镜子里映出他那张清瘦的脸,只是眉心正中,不知何时多出了一道极淡的银色竖痕。
那痕迹细看之下,形状竟像极了一只闭合的眼睛。
巡昼盯着那道痕迹看了半晌,忽觉颅顶一阵发麻,好像有什么东西正在脑壳里舒展开来,像植物的根须一样,顺着虚空蔓延到了天地尽头。

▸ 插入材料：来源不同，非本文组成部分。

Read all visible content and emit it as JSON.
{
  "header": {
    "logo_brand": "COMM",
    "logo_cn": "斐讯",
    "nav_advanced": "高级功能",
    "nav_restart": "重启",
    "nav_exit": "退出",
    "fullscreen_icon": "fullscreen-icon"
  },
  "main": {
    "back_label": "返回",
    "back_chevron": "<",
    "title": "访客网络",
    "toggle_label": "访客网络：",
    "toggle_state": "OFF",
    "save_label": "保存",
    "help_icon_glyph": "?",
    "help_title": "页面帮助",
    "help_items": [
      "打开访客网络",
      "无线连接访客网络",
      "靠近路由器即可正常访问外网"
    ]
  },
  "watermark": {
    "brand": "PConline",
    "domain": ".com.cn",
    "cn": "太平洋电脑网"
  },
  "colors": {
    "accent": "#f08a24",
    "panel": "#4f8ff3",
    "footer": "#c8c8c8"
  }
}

他不着痕迹地吸了口气,手腕轻翻,将那捧水缓缓倾回了井中。
水面平得像块铁板,连一丝涟漪都没荡起来,唯独在那深不见底的幽暗处,传来了一声极轻、极脆的“咔”响。
那是某种上了万年的锁扣,自行弹开的声音。
巡昼直起身子转身离去,步子迈得比往日轻了三分,脚底板落地时,竟没发出半点声响,仿佛他踩的不是泥地,而是浮在空中的尘埃。
后山的积锅池畔,那块石碑还在老位置立着。
眠娘走到跟前,却没像往常那样靠上去借力。
她站定,伸出双手,轻轻贴在了粗糙的碑面上。
碑体微微震颤了一下。
不是因为她的力道,而是从石头芯子里传出了一股搏动。
那节奏,跟昨夜各家灶膛里那团幽蓝青焰明灭的频率一模一样。
眠娘闭上眼。
脑子里没有轰鸣,反倒浮现出无数细碎得不能再细碎的画面——田埂上刚翻身的农人、村口正张大嘴打哈欠的稚童、还有那头正在棚里慢悠悠反刍的老黄牛。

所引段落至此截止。